Monday, July 01, 2013

Ma l'amore mio non muore! / [But My Love Will Never Die!] (1913) (2013 restoration)

UNA SERATA AL CINEMA TIVOLI IL DIVA FILM (PARTE 3): MA L'AMORE MIO NON MUORE! Introduce Mariann Lewinsky.

Love Everlasting [the title on the DCP]. IT 1913. D: Mario Caserini. Sog.: Emiliano Bonetti. DP: Angelo Scalenghe. C: Lyda Borelli (Elsa Holbein), Mario Bonnard (principe Maximilian di Wallenstein), Camillo de Riso (l'impresario Schaudard), Maria Caserini (Gran duchessa di Wallenstein), Gianpaolo Rosmino (Moise Stahr). P: Film Artistica "Gloria". 2K DCP. 80'. B&w. Accompagnamento al piano di Francesca Badalini. Cinema Lumière - Sala Officinema/Mastroianni (Il Cinema Ritrovato, Bologna), 1 July 2013

Da: Fondazione Cineteca di Bologna, Museo Nazionale del Cinema e Fondazione Cineteca Italiana
Restored in 2013 at L'Immagine Ritrovata laboratory

Ivo Blom: "In 1913, Lyda Borelli had reached the apex of her theatrical career. Performing in Italy's most famous theatres, she appeared in plays by Victorien Sardou, Henry Bataille, Georges Ohnet, the very repertory that would soon become the backbone of diva cinema. Borelli's most acclaimed performance was in Oscar Wilde's Salome, which had its Italian premiere at the Teatro Valle on 10 March 1909. In her Salome costume, Borelli was portrayed by painter Cesare Tallone and in a photographic series by Emilio Sommariva: popularized by postcards, these representations of Borelli's theatrical career fueled the public imagination and showed decisive for the construction of her iconic image in her first feature, Ma l'amor mio non muore!. Produced by the Turin-based company Gloria Film and directed by Mario Caserini, the film was specifically written for her. While the plot deals with espionage and love, the second part is set in a world very close to Borelli - the stage. Her two successful performances, Zazà and Salome, reappear here. In a scene set on stage, Borelli acts as though she is dying, but this, in effect, is a doubling since her character has actually poisoned herself. Her princely lover is her political rival, so she cannot have him. The prince runs on stage when he notices that this is no mere performance. She dies in his hands like Violetta dying in the hands of Alfredo in La Traviata or, more broadly, repeating the 'inimitable life and death' promoted by D'Annunzio. Ma l'amor mio non muore! was an international success and turned Borelli into a film star. It also started a new phenomenon: the Italian diva-film. But this phenomenon didn't come out of the blue; it incorporates the legacy of the pictorial, photographic and theatrical culture of the Italian early twentieth century." Ivo Blom

After an espionage scandal the daughter Elsa Holbein (Lyda Borelli) becomes a great diva (singer, pianist, actress), but for the love of a noble prince she leaves the theatre. Due to evil rumours of Moise Stahr (who had already ruined her father's life with his machinations) the romance is ruined, and when the Grand Duke orders his son home, Elsa must leave the man she loves, broken hearted. Elsa returns to the theatre, but having taken poison she dies on the stage and whispers her last words to the prince who has never stopped loving her: "But my love will never die!"
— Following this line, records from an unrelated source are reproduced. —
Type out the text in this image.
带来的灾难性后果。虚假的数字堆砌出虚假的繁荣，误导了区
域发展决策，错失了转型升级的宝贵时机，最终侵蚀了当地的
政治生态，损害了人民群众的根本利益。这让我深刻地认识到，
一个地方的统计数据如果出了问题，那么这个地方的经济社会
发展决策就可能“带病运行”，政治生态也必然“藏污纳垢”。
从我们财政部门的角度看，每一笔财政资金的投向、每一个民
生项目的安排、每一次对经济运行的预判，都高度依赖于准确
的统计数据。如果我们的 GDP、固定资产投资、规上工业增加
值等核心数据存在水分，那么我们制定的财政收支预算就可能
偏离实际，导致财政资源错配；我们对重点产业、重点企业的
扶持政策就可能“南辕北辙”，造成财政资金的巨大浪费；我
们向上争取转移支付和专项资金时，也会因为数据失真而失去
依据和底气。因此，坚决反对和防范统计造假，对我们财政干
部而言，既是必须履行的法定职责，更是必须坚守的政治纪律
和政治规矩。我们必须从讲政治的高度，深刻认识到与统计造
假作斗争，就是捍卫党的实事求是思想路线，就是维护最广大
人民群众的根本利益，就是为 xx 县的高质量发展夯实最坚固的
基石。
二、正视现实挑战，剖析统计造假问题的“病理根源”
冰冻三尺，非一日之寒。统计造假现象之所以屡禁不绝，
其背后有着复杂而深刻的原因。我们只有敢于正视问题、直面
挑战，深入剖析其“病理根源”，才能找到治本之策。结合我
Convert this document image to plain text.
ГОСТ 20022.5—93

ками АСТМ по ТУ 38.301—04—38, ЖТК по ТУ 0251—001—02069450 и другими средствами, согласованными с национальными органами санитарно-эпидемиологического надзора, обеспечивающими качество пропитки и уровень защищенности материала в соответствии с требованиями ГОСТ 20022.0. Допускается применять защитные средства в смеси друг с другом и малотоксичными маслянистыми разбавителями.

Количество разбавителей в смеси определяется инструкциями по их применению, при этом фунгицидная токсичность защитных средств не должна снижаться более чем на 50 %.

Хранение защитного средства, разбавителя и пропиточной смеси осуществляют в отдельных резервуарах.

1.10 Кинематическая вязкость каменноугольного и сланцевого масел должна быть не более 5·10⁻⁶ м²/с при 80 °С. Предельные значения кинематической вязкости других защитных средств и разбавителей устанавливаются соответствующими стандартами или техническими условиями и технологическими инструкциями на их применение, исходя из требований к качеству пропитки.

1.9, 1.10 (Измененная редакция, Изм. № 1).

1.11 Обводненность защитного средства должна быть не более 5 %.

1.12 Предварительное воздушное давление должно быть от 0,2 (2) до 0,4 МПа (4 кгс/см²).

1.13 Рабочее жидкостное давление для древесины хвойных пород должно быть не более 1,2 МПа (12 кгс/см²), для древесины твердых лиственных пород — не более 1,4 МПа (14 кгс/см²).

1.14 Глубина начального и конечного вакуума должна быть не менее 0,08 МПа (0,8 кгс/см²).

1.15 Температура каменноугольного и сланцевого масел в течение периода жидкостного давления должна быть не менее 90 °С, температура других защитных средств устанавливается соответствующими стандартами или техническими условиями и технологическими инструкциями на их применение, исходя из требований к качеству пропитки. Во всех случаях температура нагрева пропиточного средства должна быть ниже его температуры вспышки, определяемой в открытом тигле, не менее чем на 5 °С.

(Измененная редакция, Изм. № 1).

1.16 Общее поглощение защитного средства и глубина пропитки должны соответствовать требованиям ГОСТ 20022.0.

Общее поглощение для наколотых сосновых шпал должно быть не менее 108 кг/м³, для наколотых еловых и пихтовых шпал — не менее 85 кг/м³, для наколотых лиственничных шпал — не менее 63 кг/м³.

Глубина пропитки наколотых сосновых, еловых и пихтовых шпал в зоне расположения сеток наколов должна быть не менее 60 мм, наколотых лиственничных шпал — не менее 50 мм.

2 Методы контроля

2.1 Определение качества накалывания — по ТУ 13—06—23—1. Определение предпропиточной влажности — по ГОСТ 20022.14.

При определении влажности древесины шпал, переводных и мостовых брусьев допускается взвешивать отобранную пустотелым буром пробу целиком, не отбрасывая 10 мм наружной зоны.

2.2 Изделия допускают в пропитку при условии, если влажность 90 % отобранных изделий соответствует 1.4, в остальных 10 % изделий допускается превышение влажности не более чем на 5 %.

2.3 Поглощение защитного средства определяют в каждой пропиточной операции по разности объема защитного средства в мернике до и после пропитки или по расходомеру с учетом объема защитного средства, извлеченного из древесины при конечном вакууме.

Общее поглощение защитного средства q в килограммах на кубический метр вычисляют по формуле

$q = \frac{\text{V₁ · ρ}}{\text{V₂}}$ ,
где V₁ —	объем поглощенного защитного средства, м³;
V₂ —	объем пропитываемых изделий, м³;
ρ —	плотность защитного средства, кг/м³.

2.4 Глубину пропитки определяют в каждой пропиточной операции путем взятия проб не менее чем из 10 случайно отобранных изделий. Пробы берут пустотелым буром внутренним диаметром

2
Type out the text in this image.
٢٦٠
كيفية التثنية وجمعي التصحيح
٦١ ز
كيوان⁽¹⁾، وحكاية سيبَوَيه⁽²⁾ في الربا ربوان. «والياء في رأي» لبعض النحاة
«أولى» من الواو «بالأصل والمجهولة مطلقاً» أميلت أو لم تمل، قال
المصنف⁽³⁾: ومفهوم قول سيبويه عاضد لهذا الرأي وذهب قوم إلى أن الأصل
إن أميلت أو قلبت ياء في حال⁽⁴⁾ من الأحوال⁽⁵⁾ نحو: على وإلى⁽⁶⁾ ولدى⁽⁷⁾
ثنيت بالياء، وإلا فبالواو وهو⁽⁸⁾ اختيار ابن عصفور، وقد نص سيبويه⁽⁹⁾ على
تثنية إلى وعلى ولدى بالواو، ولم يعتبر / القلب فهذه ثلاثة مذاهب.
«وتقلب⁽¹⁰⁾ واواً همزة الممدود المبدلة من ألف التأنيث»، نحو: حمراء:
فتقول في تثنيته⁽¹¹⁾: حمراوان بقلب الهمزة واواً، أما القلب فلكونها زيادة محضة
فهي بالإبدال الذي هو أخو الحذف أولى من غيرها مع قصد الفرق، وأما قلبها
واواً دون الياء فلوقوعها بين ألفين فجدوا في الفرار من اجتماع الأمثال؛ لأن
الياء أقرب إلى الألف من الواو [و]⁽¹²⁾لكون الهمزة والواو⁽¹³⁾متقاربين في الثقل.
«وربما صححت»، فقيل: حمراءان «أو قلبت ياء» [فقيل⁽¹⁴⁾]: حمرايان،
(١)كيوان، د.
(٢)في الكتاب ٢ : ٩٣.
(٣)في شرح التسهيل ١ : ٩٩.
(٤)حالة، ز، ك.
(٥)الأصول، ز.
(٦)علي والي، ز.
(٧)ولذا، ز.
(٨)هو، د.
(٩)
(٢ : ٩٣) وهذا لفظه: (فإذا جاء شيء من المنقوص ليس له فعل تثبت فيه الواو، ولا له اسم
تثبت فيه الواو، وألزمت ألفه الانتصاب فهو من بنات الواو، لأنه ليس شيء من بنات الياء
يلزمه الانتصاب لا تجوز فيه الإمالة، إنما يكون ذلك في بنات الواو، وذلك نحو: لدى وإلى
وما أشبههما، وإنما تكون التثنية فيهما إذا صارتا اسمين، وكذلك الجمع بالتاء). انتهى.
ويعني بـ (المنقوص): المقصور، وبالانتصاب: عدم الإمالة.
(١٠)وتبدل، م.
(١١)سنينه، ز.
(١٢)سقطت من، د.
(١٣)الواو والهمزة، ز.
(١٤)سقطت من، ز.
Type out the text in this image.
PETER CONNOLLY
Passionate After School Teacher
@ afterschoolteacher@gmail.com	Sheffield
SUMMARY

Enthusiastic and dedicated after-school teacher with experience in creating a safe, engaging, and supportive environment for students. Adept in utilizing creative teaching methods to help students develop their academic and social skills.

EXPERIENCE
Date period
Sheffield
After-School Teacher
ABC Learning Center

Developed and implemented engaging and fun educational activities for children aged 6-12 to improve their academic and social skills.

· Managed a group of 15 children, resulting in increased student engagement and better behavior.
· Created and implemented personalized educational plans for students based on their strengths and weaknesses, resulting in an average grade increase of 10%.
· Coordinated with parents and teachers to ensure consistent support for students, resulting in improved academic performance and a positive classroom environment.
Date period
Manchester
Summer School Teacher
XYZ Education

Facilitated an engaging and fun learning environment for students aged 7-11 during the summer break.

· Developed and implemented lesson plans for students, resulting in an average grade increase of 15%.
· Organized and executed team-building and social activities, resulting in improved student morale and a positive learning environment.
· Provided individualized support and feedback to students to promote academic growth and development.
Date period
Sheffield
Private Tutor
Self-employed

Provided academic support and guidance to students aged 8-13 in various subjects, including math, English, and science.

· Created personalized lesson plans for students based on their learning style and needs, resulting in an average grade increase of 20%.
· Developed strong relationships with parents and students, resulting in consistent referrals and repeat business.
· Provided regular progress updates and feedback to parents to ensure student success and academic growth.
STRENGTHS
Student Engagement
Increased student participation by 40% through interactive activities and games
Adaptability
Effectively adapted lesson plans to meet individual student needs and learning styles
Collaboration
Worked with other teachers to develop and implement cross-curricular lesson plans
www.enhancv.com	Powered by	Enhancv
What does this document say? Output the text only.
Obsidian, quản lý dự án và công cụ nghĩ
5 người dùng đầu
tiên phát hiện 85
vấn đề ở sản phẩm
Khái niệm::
Directed in early cinema mode with long takes and long shots. The speed is very slow, too, (even slowed down?), giving it all a feeling of a solemn ritual. There are many splendid shots: of the theatre, and of the romance on a yacht.

In Lyda Borelli's performance the emphasis is not on beauty. She has a striking face, and in this tragic role mourning, melancholia, disappointment, and emptiness are dominant feelings.

The restoration looks splendid, with a lot of fine detail in the grayscale of the deep focus compositions where the persons sometimes appear on a tiny area on the upper corner of the magnificent sets.